Mr Parker had caused the LLP to pay him some £12,000 purportedly for maintenance charges in circumstances where he accepted that the sums had not been vouched. Those payments had been made without Mr Eden’s agreement and unless and until the sum had been satisfactorily vouched Mr Parker should account to the LLP for the whole of the amount of £12,000. Mr McEwan said that the expenditure has been supported with invoices to a value of £8,000 to £9,000. If this issue cannot be resolved by agreement, it will have to form the subject of an account.
Mr Connolly submitted that Mr Parker had conceded that going forward the Howe Street properties should be managed by an independent agent. To avoid the necessity to bring the matter back before the court, a formal order to that effect was sought. Mr McEwan observed that it was a shame that because of the mistrust of Mr Eden, the LLP would be subjected to the additional costs of independent agents, especially now that Stacey Leonard was back on the scene, but it seemed that that was the only realistic course as matters had developed.

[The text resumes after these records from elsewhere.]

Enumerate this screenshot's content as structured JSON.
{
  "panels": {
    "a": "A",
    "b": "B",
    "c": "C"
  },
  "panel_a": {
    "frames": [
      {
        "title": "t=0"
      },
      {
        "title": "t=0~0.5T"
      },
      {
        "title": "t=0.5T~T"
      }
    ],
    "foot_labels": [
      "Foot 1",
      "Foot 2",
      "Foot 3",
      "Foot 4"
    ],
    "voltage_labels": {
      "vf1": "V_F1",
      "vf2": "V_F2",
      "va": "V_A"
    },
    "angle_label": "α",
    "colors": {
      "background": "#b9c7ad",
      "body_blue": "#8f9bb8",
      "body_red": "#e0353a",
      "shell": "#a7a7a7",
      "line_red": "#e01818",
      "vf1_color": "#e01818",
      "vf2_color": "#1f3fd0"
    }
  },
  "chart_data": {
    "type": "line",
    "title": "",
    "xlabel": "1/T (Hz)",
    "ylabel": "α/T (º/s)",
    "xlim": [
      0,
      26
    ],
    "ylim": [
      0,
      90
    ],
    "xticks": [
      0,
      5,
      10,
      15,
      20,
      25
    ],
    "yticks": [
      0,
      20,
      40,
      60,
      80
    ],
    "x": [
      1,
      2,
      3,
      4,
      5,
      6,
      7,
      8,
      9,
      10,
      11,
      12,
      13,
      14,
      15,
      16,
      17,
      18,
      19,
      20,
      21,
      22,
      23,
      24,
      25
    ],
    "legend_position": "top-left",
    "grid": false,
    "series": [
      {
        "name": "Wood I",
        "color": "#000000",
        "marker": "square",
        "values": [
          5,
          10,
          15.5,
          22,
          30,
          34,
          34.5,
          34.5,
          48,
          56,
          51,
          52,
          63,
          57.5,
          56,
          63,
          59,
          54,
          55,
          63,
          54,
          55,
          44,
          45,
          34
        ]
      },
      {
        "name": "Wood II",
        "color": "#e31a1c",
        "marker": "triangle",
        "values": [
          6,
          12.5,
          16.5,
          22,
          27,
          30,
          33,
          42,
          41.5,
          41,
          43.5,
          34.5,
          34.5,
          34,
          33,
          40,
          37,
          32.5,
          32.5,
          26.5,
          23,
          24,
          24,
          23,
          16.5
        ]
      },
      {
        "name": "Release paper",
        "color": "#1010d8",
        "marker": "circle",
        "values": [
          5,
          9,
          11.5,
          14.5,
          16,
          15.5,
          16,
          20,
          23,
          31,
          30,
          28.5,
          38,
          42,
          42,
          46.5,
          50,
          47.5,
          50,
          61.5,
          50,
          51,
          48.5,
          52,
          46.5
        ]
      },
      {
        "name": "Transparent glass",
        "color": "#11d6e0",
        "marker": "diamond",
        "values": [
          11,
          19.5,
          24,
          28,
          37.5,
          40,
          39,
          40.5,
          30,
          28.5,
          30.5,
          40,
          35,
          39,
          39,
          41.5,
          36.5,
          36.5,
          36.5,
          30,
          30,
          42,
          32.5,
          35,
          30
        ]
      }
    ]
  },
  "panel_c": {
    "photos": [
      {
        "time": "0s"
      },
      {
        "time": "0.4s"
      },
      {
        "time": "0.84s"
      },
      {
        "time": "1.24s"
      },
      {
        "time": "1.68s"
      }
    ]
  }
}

There are a number of modest claims arising from Mr Parker’s past management of the Howe Street properties. Mr Eden did not pursue the difference in rent claims but he did seek relief in relation to the excessive void at 313 Great Clowes Street (£3,400) and for the failure to obtain possession sufficiently promptly (£1,619) making a total of £5,019 for which Mr Parker should account to the LLP. I did not understand Mr McEwan to contest this claim. Mr Parker had paid himself £9,300 towards his costs of defending these proceedings and Mr Connolly said that he must account back to the LLP for that money. Mr McEwan pointed out that Mr Eden had said that he did not mind Mr Parker withdrawing such a modest sum in principle but that he was annoyed that it had been used to pay Mr Parker’s legal fees associated with this litigation. In my judgment, the appropriate way of dealing with this complaint is to debit this amount against Mr Parker’s capital account with the LLP.
Since May 2013 Mr Eden has been asking Mr Parker to provide an account of the insurance charges amounting to some £23,361. It is said on behalf of Mr Eden that Mr Parker has been unwilling to do this and, despite the terms of his points of defence (which refer to further copy invoices being awaited from Reich Insurance), he has still failed to provide that account. An account in relation to this sum will be ordered unless the matter can be resolved by agreement.

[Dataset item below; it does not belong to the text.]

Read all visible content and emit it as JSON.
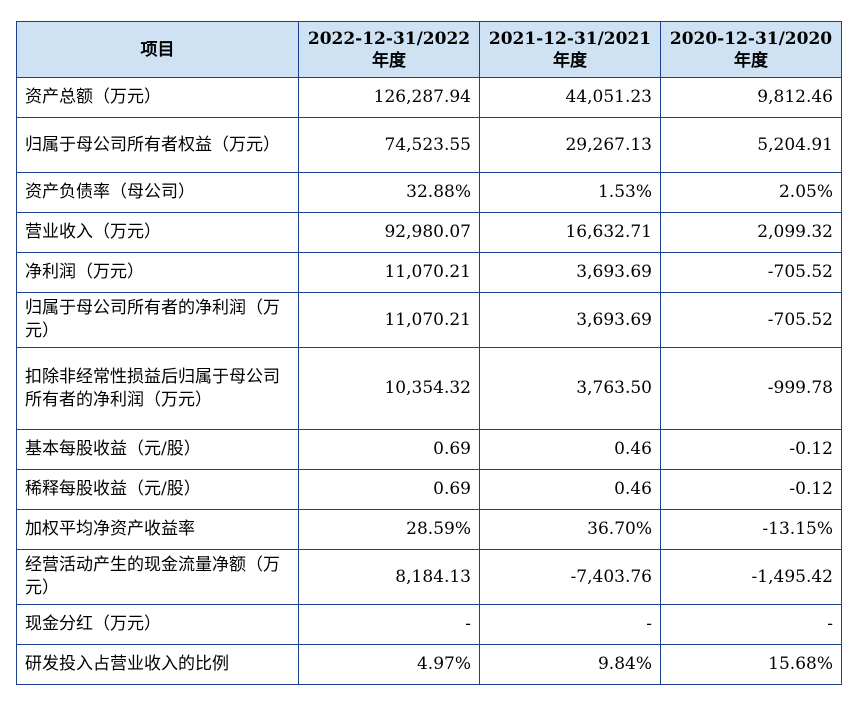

Mr Connolly submitted that as Mr Parker is in a fiduciary position, when accounting back he should also be required to pay interest on a compound basis to ensure that any benefit he has received is stripped away from him. Mr Connolly submitted that 8% p.a. compounded quarterly would be a reasonable rate. Unless Mr Parker can demonstrate that he has been in a position to borrow moneys during the relevant period at a lesser rate of interest, I would accept this submission.
It has been agreed that today’s hearing should be limited to the delivery of this judgment, with further argument as to the full terms of my resulting order, and as to costs, being deferred to a later date (unless the parties feel able to deal with all such matters today now that I have delivered my judgment).